On Tue, Jul 31, 2018, 3:49 AM Markus Wichmann, <nullplan@gmx.net> wrote:
On Mon, Jul 30, 2018 at 11:09:05AM -0400, Christopher Friedt wrote:
> I wrote it originally for using on the kernel-side of an rtos, but it could
> easily be extended to make a syscall when a process runs out of ram.
>
> Obviously, a shortcoming is that the memory blocks must be PoT and there is
> the potential for fragmentation. Otherwise though, the meta-information is
> intrinsic within the pointer, which obliviates the need for external
> storage.
>

That does sound interesting, but I don't really follow. The meta-info
which we need to save is the length of the object returned. How can you
encode that in the pointer without any external storage? Using internal
storage?
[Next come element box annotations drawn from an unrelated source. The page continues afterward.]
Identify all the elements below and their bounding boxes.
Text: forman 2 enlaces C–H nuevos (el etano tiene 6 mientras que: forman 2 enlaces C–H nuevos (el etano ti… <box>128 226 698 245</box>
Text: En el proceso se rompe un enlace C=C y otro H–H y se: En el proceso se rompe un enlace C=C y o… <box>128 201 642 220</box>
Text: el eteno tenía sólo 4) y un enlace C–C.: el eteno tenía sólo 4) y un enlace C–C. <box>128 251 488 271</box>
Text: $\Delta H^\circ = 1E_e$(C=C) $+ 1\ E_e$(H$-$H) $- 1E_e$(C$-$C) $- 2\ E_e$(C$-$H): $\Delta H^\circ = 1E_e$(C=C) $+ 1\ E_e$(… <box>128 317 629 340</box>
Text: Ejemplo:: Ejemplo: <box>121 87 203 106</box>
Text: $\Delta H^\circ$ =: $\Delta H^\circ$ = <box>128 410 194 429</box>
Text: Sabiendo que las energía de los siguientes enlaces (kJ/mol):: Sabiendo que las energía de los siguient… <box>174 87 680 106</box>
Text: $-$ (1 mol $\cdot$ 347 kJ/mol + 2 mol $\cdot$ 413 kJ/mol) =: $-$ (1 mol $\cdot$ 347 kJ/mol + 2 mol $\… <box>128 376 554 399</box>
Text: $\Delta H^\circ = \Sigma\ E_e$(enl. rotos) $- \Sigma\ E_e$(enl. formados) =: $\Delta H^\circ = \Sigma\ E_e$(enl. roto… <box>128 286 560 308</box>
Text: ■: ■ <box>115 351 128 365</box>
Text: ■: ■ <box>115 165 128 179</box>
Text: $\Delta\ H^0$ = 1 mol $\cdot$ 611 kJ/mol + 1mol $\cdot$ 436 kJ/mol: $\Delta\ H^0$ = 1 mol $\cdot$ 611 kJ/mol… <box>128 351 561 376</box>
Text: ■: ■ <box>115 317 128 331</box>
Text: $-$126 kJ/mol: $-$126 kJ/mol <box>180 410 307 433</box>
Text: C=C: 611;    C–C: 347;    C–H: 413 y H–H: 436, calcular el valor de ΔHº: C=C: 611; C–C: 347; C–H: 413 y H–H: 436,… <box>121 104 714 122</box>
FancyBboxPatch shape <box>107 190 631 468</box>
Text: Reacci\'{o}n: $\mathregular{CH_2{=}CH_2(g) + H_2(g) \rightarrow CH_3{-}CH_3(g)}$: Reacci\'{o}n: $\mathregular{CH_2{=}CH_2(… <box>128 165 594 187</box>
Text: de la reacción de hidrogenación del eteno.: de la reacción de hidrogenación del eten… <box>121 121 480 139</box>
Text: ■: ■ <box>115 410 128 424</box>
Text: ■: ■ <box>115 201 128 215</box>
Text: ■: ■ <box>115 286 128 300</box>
Yeah, that is where we are right now, and that means there's
only one buffer overflow between us and oblivion at any given time.

Or do you essentially have a large block of memory, with one area for
the 16-byte objects, one for the 32-byte ones, &c. But then what do you
do if your given area runs out and the application still wants more?

https://en.wikipedia.org/wiki/Buddy_memory_allocation

The 'bins' do overlap (e.g. a 64 byte chunk can also be used as 2 32-byte chunks or "buddies"), but their size (when using a bitmap for metadata) is encoded by the position of the bit in the map. This also encodes if a parent (or child) of a specific memory region is already in use or free.

My original implementation was for an rtos with a compile-time-fixed memory size. In user space (since doubling ram usage is obviously bad) it would be best to use some container (e.g. an interval tree) to contain buddy-malloc nodes and general slabs of mmap. Current usage, a configurable fragmentation threshold, and the system pagesize, would determine if an allocation would use an existing buddy-malloc node, a new buddy-malloc node (PoT # of pages) or a sequence of pages. Pages would, of course, be allocated with mmap.

I've personally not implemented malloc debugging for a buddy allocator though, since bits are precious enough, and there is no fundamental requirement for it, although technically, it would mean adding some padding with a computable bit pattern. I suppose if checking is enabled, it can be run before free(3) returns or before realloc(3) does anything. A global check on every function call would be more thorough, but obviously more expensive.